Friday, January 30, 2009
A massacre forgotten and then relived
Judging by the Israeli film, "Waltz With Bashir," the 1982 massacre at the Shabra and Shatila refugee camps in Lebanon provided many Israeli soldiers with Vietnam-like experiences – flashbacks, guilt, and, in some cases, the obliteration of memory. Working in an often-eerie animated style, director Ari Folman makes a bold new contribution to a growing body of superior animated films. (Remember last year's "Persepolis?" ) Folman's animation creates a woozy world in which the movie’s main character – Folman himself – searches to recover what he lost in Lebanon, memories of the massacre, which was conducted by Christian Phalangists while the Israelis turned a blind eye.
As the film develops, Folman visits men with whom he fought, hoping that they can help him remember what he witnessed. If the movie has metaphoric reach, it's to be found just here: Sometimes a country can forget something that it desperately needs to remember.
"Waltz With Bashir" brims with memorable images: soldiers lounging on a Lebanese beach or walking through a grove of trees in the half-light of morning. Folman's images have haunting, hallucinatory power, a surreal glow that keeps the story from feeling entirely literal. We're reminded that we’re seeing events that have been filtered through years of alienation and guilt. And the animation enhances the painful subjectivity of a movie that knows the gripping fear of combat, the way that such fear can lead a group of soldiers mercilessly to fire on a moving car, only to discover that the vehicle contained a Lebanese family that posed no threat to them.
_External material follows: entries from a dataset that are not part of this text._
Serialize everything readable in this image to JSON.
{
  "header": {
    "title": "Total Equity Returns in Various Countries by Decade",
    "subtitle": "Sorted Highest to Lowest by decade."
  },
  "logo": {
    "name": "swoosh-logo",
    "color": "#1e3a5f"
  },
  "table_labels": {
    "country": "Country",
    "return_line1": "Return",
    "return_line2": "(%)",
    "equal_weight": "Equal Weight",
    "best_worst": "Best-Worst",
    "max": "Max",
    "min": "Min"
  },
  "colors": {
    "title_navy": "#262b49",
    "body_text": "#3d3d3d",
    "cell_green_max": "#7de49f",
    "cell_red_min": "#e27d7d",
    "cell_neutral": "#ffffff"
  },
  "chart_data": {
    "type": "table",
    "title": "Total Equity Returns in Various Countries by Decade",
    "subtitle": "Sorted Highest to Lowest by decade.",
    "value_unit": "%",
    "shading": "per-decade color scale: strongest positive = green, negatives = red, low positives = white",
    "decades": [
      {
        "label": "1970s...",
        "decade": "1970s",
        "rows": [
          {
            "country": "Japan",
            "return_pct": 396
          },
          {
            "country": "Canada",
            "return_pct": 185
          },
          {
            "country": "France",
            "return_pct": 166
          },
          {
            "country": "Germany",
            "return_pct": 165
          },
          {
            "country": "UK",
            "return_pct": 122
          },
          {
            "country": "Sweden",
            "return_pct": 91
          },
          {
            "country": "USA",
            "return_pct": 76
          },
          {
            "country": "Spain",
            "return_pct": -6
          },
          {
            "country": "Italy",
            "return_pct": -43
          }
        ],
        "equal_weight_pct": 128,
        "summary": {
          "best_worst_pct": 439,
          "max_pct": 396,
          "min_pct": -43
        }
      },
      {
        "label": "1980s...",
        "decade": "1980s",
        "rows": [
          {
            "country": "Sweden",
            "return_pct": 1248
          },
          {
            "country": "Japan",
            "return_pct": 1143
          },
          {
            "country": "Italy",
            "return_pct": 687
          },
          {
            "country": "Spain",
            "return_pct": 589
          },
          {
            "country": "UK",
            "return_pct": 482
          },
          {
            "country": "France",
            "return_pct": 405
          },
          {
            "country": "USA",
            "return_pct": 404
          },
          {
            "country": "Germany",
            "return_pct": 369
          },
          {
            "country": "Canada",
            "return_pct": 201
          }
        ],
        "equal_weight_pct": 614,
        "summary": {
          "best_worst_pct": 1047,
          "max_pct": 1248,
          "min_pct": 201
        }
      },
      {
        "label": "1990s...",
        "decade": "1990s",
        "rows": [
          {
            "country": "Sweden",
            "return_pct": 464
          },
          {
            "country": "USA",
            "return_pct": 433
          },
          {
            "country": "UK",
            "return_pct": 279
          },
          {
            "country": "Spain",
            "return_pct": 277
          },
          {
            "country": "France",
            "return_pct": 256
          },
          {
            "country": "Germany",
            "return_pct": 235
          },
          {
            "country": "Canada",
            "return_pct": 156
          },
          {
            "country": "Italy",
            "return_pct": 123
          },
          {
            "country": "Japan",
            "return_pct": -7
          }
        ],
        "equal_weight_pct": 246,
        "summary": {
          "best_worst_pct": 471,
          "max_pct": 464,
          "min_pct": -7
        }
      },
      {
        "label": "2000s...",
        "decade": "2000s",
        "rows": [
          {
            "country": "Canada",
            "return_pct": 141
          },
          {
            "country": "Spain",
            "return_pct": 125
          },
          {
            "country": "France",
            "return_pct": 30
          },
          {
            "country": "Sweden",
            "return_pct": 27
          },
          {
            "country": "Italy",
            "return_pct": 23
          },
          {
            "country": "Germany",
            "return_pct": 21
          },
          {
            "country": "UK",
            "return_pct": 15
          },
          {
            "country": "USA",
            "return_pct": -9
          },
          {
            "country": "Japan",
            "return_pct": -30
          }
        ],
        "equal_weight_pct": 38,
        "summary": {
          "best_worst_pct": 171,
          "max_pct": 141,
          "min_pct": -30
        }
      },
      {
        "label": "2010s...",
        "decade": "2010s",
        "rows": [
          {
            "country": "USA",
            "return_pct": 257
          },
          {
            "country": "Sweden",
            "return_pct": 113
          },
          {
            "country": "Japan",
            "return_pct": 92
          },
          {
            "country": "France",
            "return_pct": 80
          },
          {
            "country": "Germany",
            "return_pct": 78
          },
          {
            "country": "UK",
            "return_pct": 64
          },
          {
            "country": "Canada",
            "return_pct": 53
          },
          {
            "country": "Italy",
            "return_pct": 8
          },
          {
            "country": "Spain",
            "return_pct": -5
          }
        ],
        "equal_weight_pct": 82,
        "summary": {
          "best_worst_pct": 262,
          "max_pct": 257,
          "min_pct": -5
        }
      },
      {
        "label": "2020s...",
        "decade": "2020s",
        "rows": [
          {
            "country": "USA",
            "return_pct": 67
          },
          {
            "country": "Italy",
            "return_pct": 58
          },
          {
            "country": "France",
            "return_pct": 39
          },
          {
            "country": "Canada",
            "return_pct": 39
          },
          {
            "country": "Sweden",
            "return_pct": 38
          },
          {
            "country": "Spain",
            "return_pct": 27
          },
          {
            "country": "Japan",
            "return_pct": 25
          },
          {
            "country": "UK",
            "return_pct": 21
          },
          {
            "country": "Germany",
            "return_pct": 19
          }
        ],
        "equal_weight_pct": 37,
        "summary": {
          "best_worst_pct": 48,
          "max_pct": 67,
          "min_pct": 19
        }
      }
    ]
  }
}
Folman’s post-traumatic explosion of a movie earns a place among the great personal accounts of war and its aftermath. "Waltz With Bashir" makes clear that there are at least two parts to every war: the part that takes place on the battlefield and the part that takes place in the mind. Unlike the wars of the battlefield, the wars that haunt the mind admit to no ceasefires. Those battles may slip into dormancy, but always are ready to flare up anew.